Dr. Roni Hammermann schilderte in Imshausen die Situation an israelischen Checkpoints.

Hammermann schilderte eindrücklich die Situation an den Checkpoints, die jeder Palästinenser passieren muss, wenn er nach Israel wolle. Egal ob dies auf dem täglichen Weg zur Arbeit geschehe oder zum Zweck einer dringenden medizinischen Behandlung. Während Israelis in den besetzten Gebieten Bewegungsfreiheit genössen könnten die Palästinenser nur nach langwierigen Kontrollen an den Checkpoints und nur mithilfe einer von den israelischen Behörden erteilten Bewilligung nach Israel gelangen. Das ganze Leben sei für die Palästinenser eine einzige Bewilligung, beschrieb Hammermann die Situation. Die Bewilligungen würden grundsätzlich nur zeitlich befristet erteilt und könnten jederzeit ohne Angabe von Gründen widerrufen werden.

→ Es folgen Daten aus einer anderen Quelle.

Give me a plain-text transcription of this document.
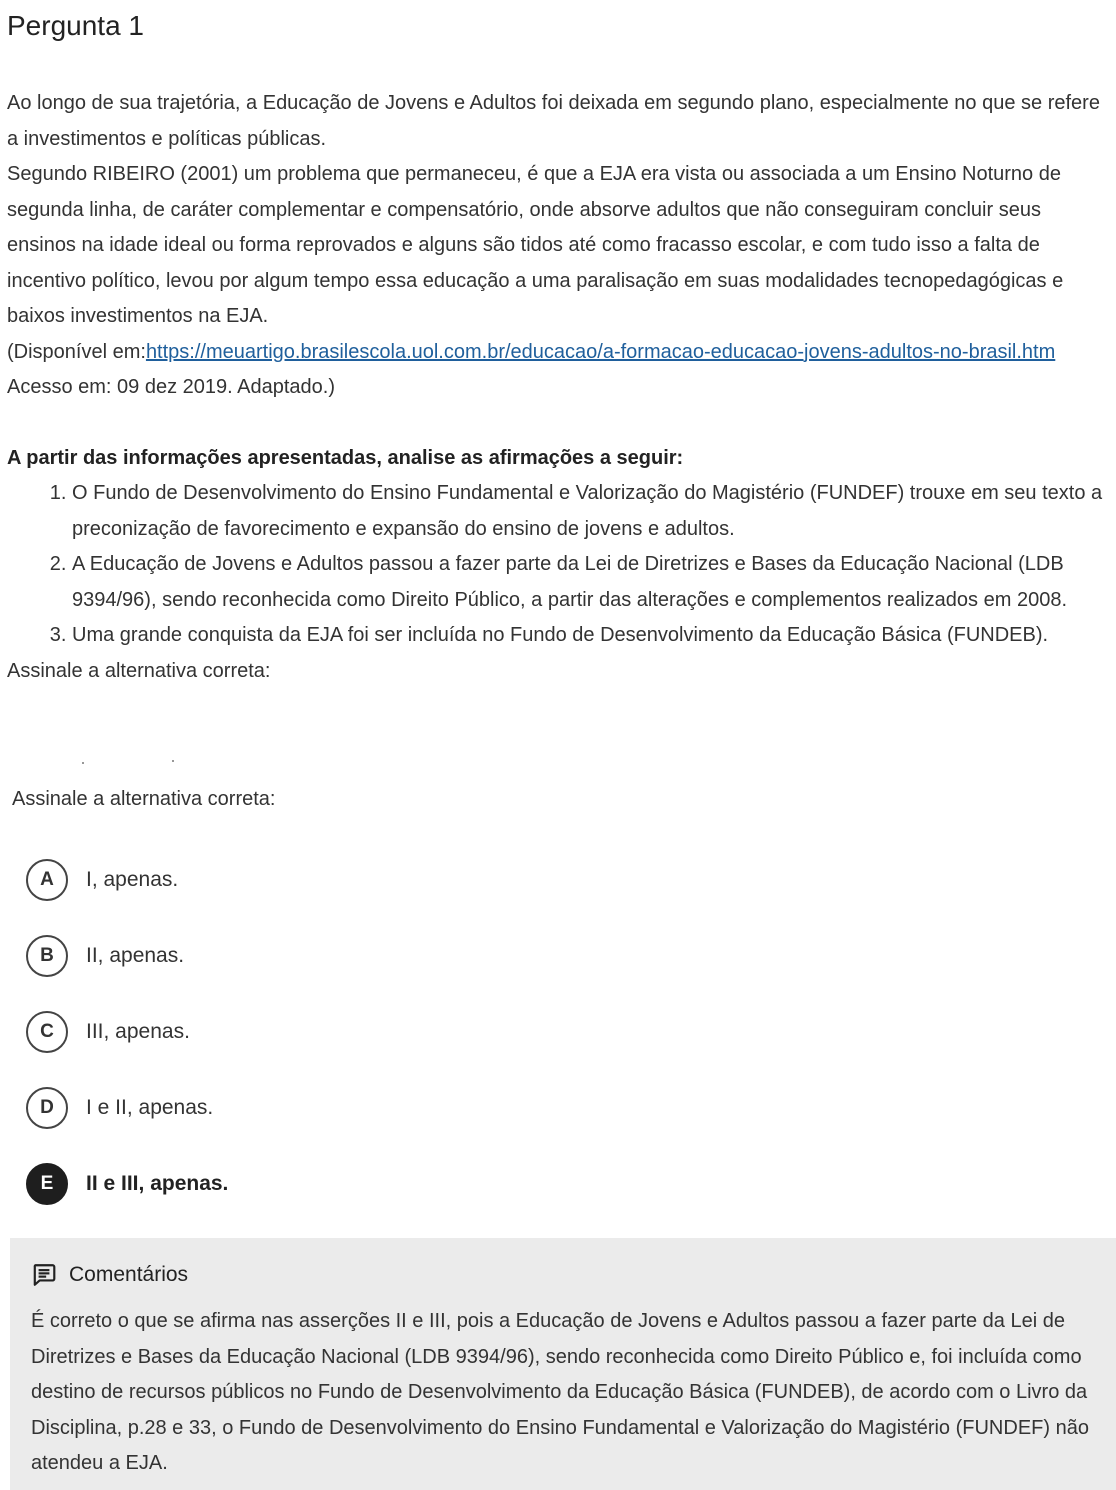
Pergunta 1

Ao longo de sua trajetória, a Educação de Jovens e Adultos foi deixada em segundo plano, especialmente no que se refere a investimentos e políticas públicas.

Segundo RIBEIRO (2001) um problema que permaneceu, é que a EJA era vista ou associada a um Ensino Noturno de segunda linha, de caráter complementar e compensatório, onde absorve adultos que não conseguiram concluir seus ensinos na idade ideal ou forma reprovados e alguns são tidos até como fracasso escolar, e com tudo isso a falta de incentivo político, levou por algum tempo essa educação a uma paralisação em suas modalidades tecnopedagógicas e baixos investimentos na EJA.

(Disponível em:https://meuartigo.brasilescola.uol.com.br/educacao/a-formacao-educacao-jovens-adultos-no-brasil.htm Acesso em: 09 dez 2019. Adaptado.)

A partir das informações apresentadas, analise as afirmações a seguir:

1. O Fundo de Desenvolvimento do Ensino Fundamental e Valorização do Magistério (FUNDEF) trouxe em seu texto a preconização de favorecimento e expansão do ensino de jovens e adultos.
2. A Educação de Jovens e Adultos passou a fazer parte da Lei de Diretrizes e Bases da Educação Nacional (LDB 9394/96), sendo reconhecida como Direito Público, a partir das alterações e complementos realizados em 2008.
3. Uma grande conquista da EJA foi ser incluída no Fundo de Desenvolvimento da Educação Básica (FUNDEB).

Assinale a alternativa correta:

Assinale a alternativa correta:

A	I, apenas.
B	II, apenas.
C	III, apenas.
D	I e II, apenas.
E	II e III, apenas.
Comentários

É correto o que se afirma nas asserções II e III, pois a Educação de Jovens e Adultos passou a fazer parte da Lei de Diretrizes e Bases da Educação Nacional (LDB 9394/96), sendo reconhecida como Direito Público e, foi incluída como destino de recursos públicos no Fundo de Desenvolvimento da Educação Básica (FUNDEB), de acordo com o Livro da Disciplina, p.28 e 33, o Fundo de Desenvolvimento do Ensino Fundamental e Valorização do Magistério (FUNDEF) não atendeu a EJA.
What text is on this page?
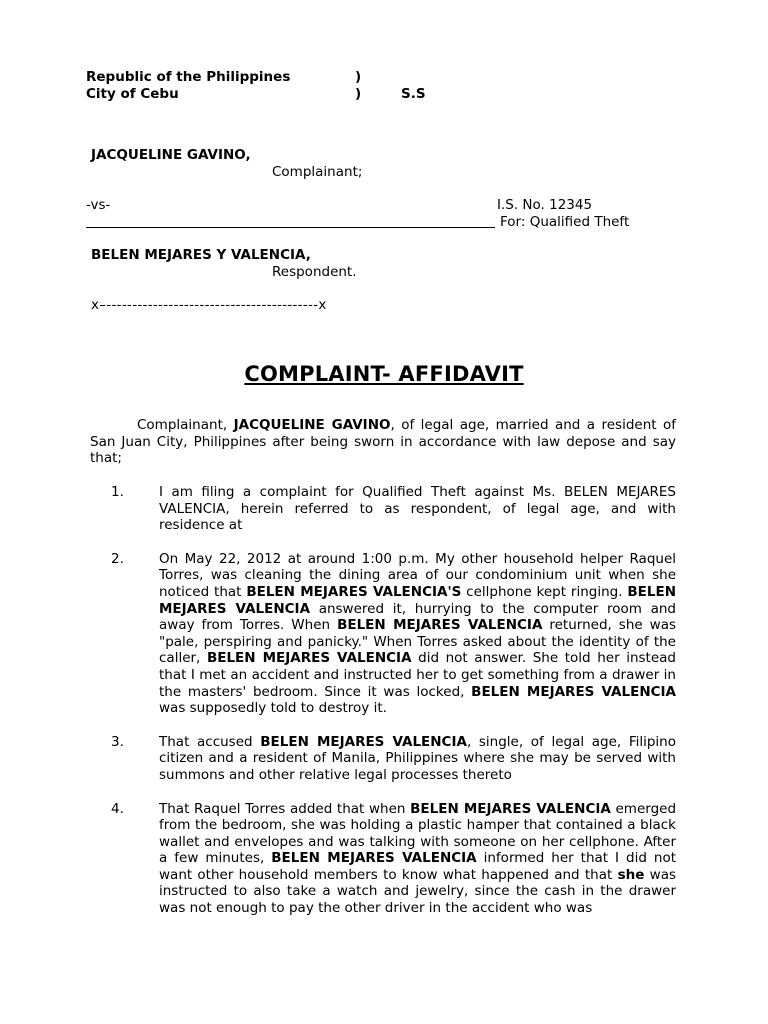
Republic of the Philippines	)
City of Cebu	)	S.S
JACQUELINE GAVINO,
Complainant;
-vs-	I.S. No. 12345
For: Qualified Theft
BELEN MEJARES Y VALENCIA,
Respondent.
x–-----------------------------------------x
COMPLAINT- AFFIDAVIT

Complainant, JACQUELINE GAVINO, of legal age, married and a resident of San Juan City, Philippines after being sworn in accordance with law depose and say that;

1.	I am filing a complaint for Qualified Theft against Ms. BELEN MEJARES VALENCIA, herein referred to as respondent, of legal age, and with residence at

2.	On May 22, 2012 at around 1:00 p.m. My other household helper Raquel Torres, was cleaning the dining area of our condominium unit when she noticed that BELEN MEJARES VALENCIA'S cellphone kept ringing. BELEN MEJARES VALENCIA answered it, hurrying to the computer room and away from Torres. When BELEN MEJARES VALENCIA returned, she was "pale, perspiring and panicky." When Torres asked about the identity of the caller, BELEN MEJARES VALENCIA did not answer. She told her instead that I met an accident and instructed her to get something from a drawer in the masters' bedroom. Since it was locked, BELEN MEJARES VALENCIA was supposedly told to destroy it.

3.	That accused BELEN MEJARES VALENCIA, single, of legal age, Filipino citizen and a resident of Manila, Philippines where she may be served with summons and other relative legal processes thereto

4.	That Raquel Torres added that when BELEN MEJARES VALENCIA emerged from the bedroom, she was holding a plastic hamper that contained a black wallet and envelopes and was talking with someone on her cellphone. After a few minutes, BELEN MEJARES VALENCIA informed her that I did not want other household members to know what happened and that she was instructed to also take a watch and jewelry, since the cash in the drawer was not enough to pay the other driver in the accident who was
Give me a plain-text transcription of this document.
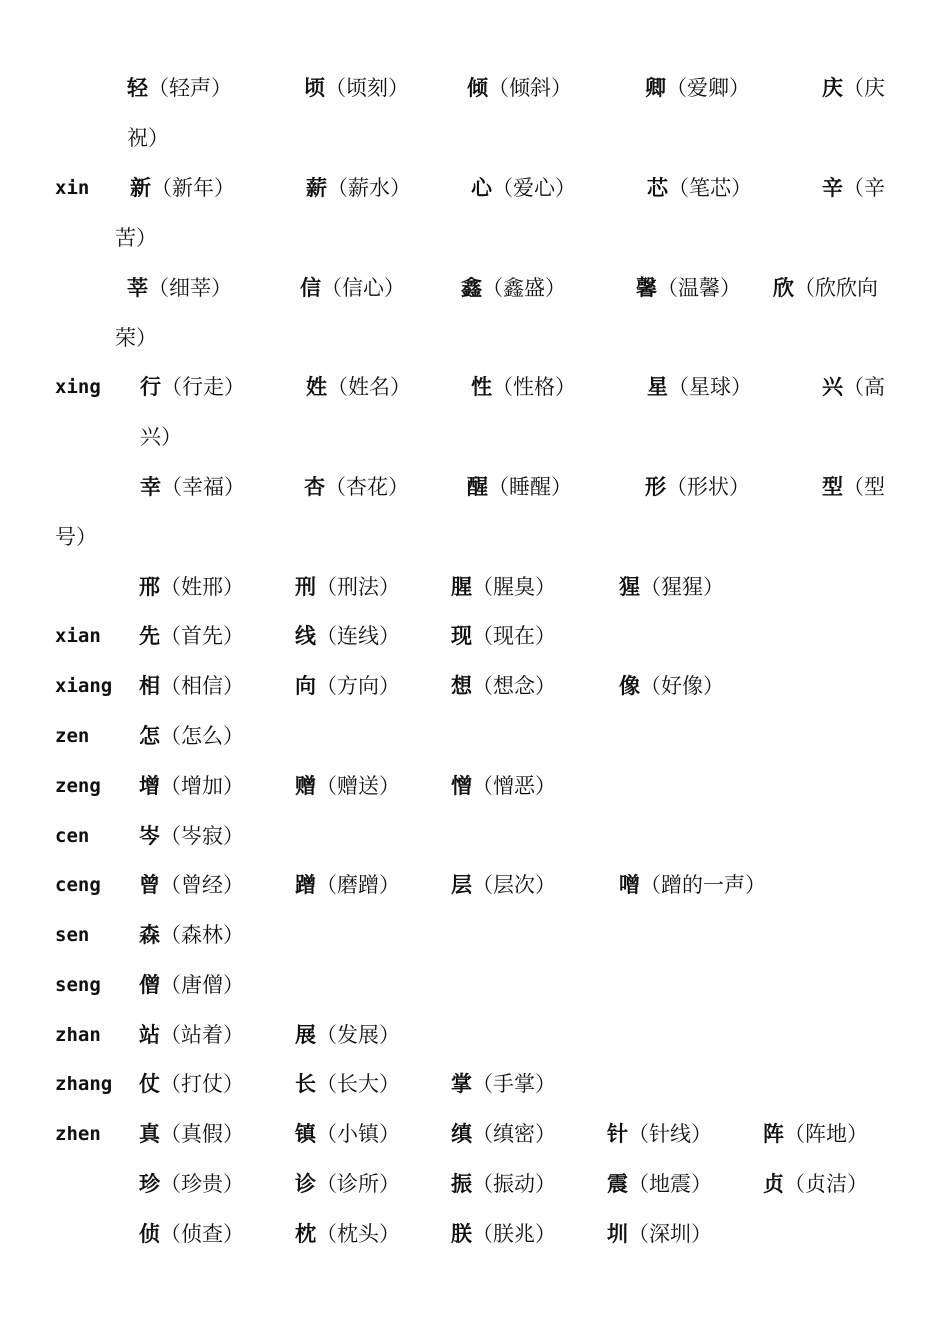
轻（轻声）	顷（顷刻）	倾（倾斜）	卿（爱卿）	庆（庆
祝）
xin 新（新年）	薪（薪水）	心（爱心）	芯（笔芯）	辛（辛
苦）
莘（细莘）	信（信心）	鑫（鑫盛）	馨（温馨） 欣（欣欣向
荣）
xing 行（行走）	姓（姓名）	性（性格）	星（星球）	兴（高
兴）
幸（幸福）	杏（杏花）	醒（睡醒）	形（形状）	型（型
号）
邢（姓邢） 刑（刑法） 腥（腥臭）	猩（猩猩）
xian 先（首先） 线（连线） 现（现在）
xiang 相（相信） 向（方向） 想（想念）	像（好像）
zen 怎（怎么）
zeng 增（增加） 赠（赠送） 憎（憎恶）
cen 岑（岑寂）
ceng 曾（曾经） 蹭（磨蹭） 层（层次）	噌（蹭的一声）
sen 森（森林）
seng 僧（唐僧）
zhan 站（站着） 展（发展）
zhang 仗（打仗） 长（长大） 掌（手掌）
zhen 真（真假） 镇（小镇） 缜（缜密） 针（针线） 阵（阵地）
珍（珍贵） 诊（诊所） 振（振动） 震（地震） 贞（贞洁）
侦（侦查） 枕（枕头） 朕（朕兆） 圳（深圳）
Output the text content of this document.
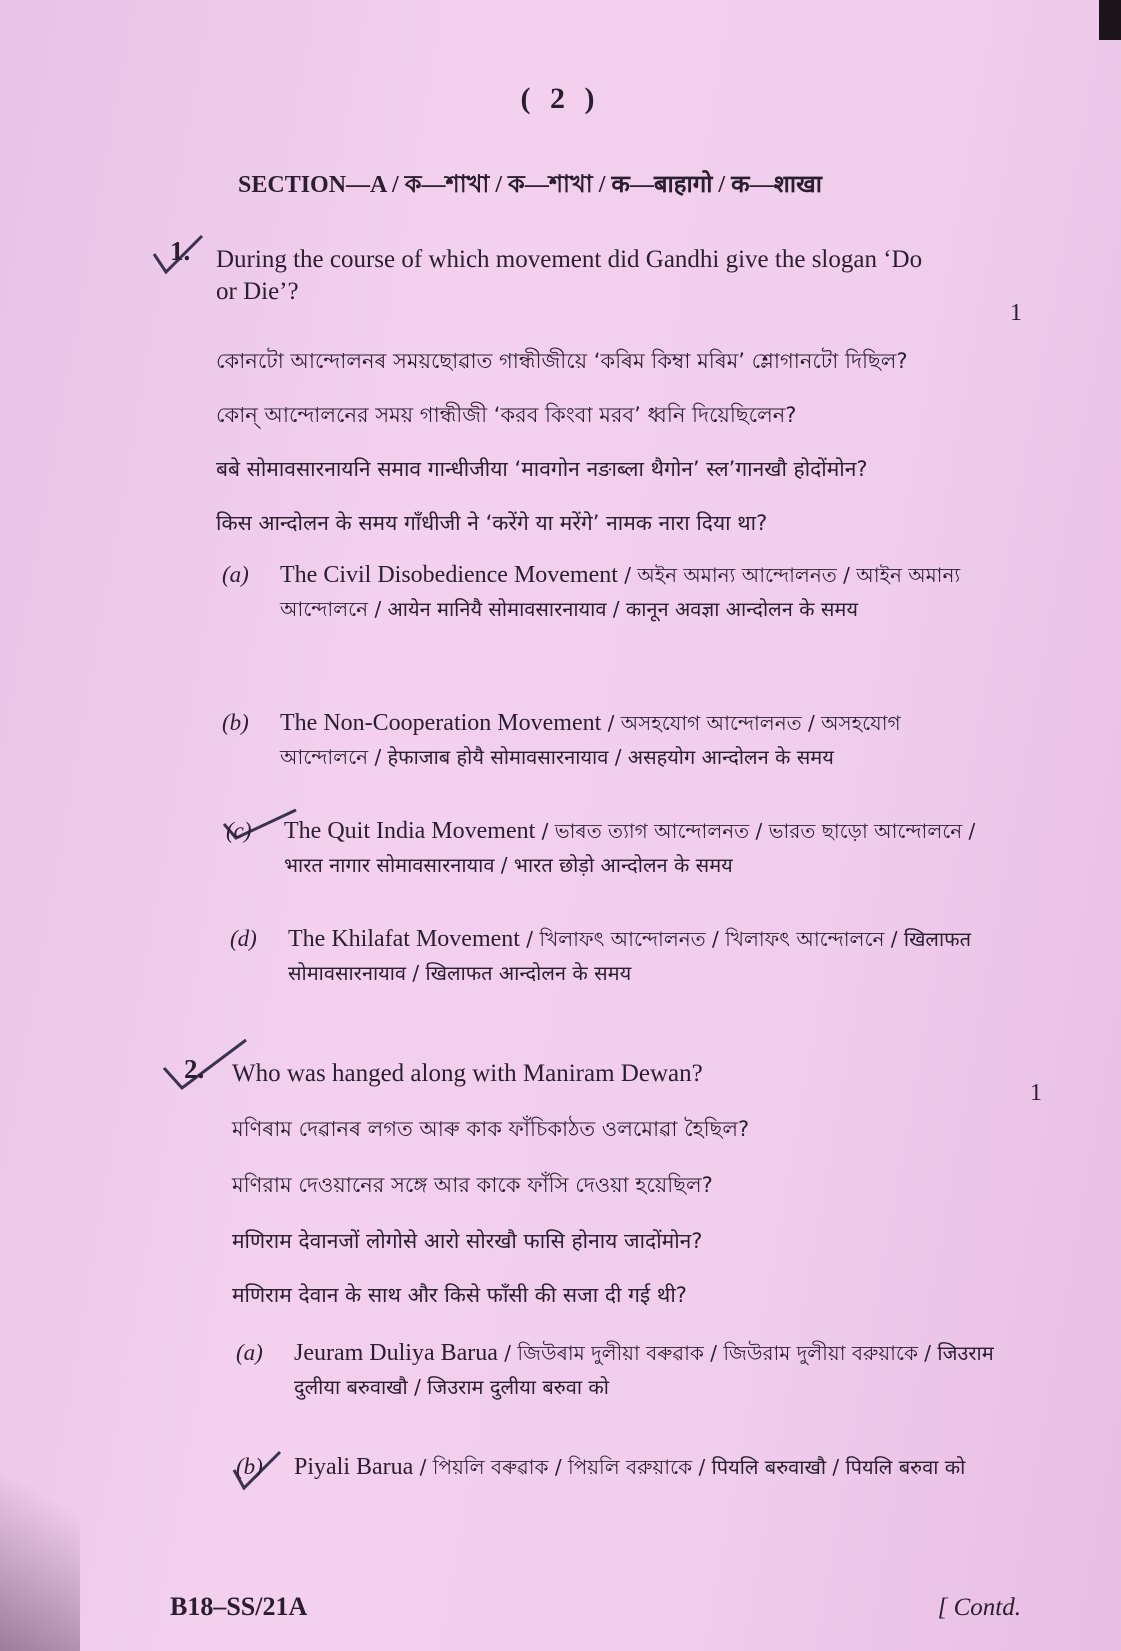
( 2 )
SECTION—A / ক—শাখা / ক—শাখা / क—बाहागो / क—शाखा
1. During the course of which movement did Gandhi give the slogan ‘Do or Die’?
1
কোনটো আন্দোলনৰ সময়ছোৱাত গান্ধীজীয়ে ‘কৰিম কিম্বা মৰিম’ শ্লোগানটো দিছিল?
কোন্ আন্দোলনের সময় গান্ধীজী ‘করব কিংবা মরব’ ধ্বনি দিয়েছিলেন?
बबे सोमावसारनायनि समाव गान्धीजीया ‘मावगोन नङाब्ला थैगोन’ स्ल’गानखौ होदोंमोन?
किस आन्दोलन के समय गाँधीजी ने ‘करेंगे या मरेंगे’ नामक नारा दिया था?
(a) The Civil Disobedience Movement / অইন অমান্য আন্দোলনত / আইন অমান্য আন্দোলনে / आयेन मानियै सोमावसारनायाव / कानून अवज्ञा आन्दोलन के समय
(b) The Non-Cooperation Movement / অসহযোগ আন্দোলনত / অসহযোগ আন্দোলনে / हेफाजाब होयै सोमावसारनायाव / असहयोग आन्दोलन के समय
(c) The Quit India Movement / ভাৰত ত্যাগ আন্দোলনত / ভারত ছাড়ো আন্দোলনে / भारत नागार सोमावसारनायाव / भारत छोड़ो आन्दोलन के समय
(d) The Khilafat Movement / খিলাফৎ আন্দোলনত / খিলাফৎ আন্দোলনে / खिलाफत सोमावसारनायाव / खिलाफत आन्दोलन के समय
2. Who was hanged along with Maniram Dewan?
1
মণিৰাম দেৱানৰ লগত আৰু কাক ফাঁচিকাঠত ওলমোৱা হৈছিল?
মণিরাম দেওয়ানের সঙ্গে আর কাকে ফাঁসি দেওয়া হয়েছিল?
मणिराम देवानजों लोगोसे आरो सोरखौ फासि होनाय जादोंमोन?
मणिराम देवान के साथ और किसे फाँसी की सजा दी गई थी?
(a) Jeuram Duliya Barua / জিউৰাম দুলীয়া বৰুৱাক / জিউরাম দুলীয়া বরুয়াকে / जिउराम दुलीया बरुवाखौ / जिउराम दुलीया बरुवा को
(b) Piyali Barua / পিয়লি বৰুৱাক / পিয়লি বরুয়াকে / पियलि बरुवाखौ / पियलि बरुवा को
B18–SS/21A	[ Contd.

Auch an den Checkpoints selbst sei die Lage oft sehr angespannt. In den Stoßzeiten, wenn sich die Menschen auf den Weg zur Arbeit in Israel machten, würden manche Kontrollpunkte zwischen fünf und sieben Uhr morgens von mehreren tausend Menschen passiert. Um überhaupt pünktlich zur Arbeit kommen zu können, stellten sich viele bereits Stunden vor Öffnung des Kontrollpunktes in langen Warteschlangen an, lange Wartezeiten und starkes Gedränge, das durch die Anbringung von Drehkreuzen noch verstärkt werde, seien die Regel. Wie Löwen, die durch Gittergänge in die Manege getrieben würden, würden sich viele Palästinenser nach eigenem Bekunden angesichts der Barrieren an den Kontrollpunkten fühlen, berichtete Hammermann.

Die Frauen von Machsom Watch sind täglich in zwei Schichten an vielen der Checkpoints präsent. Sie beobachten die Situation und versuchen in schwierigen Situationen zwischen Palästinensern und Soldaten zu vermitteln. Das sei, so Hammermann, nicht immer einfach: Die Armee habe ein gespaltenes Verhältnis zu den Beobachterinnen. Viele, vor allem die sehr jungen Soldaten reagierten verunsichert auf ihre Anwesenheit, andere wiederum seien offen für ihre Anliegen, könnten dies aber häufig nicht offen zeigen. Eine wichtige Aufgabe, die Machsom Watch darüber hinaus wahrnimmt, ist die Dokumentation der Situation an den Kontrollpunkten. Die Frauen stellen ihre Berichte täglich aktuell auf ihre Internetseite und arbeiten eng auch mit internationalen Menschenrechtsorganisationen wie amnesty international zusammen. Auch wenn die Situation schwierig sei, Aufgeben, so betonte Roni Hammermann, sei keine Option: "Wir klammern uns an jeden Hoffnungsfunken."

Sehr kritische Worte fand Roni Hammermann auch für die Siedlungspolitik Israels, mit der Fakten geschaffen würden, die eine mögliche Zweistaatenlösung so gut wie unmöglich machen würde. Gleichzeitig rief sie dazu auf, Menschenrechtsbewegungen in Israel zu unterstützen und die Politik des Landes mit Freundschaft aber nicht unkritisch zu begleiten: "Wer Israels Politik gegenüber den Palästinensern kritiklos akzeptiert, leistet unserem Land keinen Freundschaftsdienst. Ein echter Freund übt da wo es nötig ist, auch Kritik."

Berichte und nähere Informationen in englischer Sprache unter www.machsomwatch.org/en.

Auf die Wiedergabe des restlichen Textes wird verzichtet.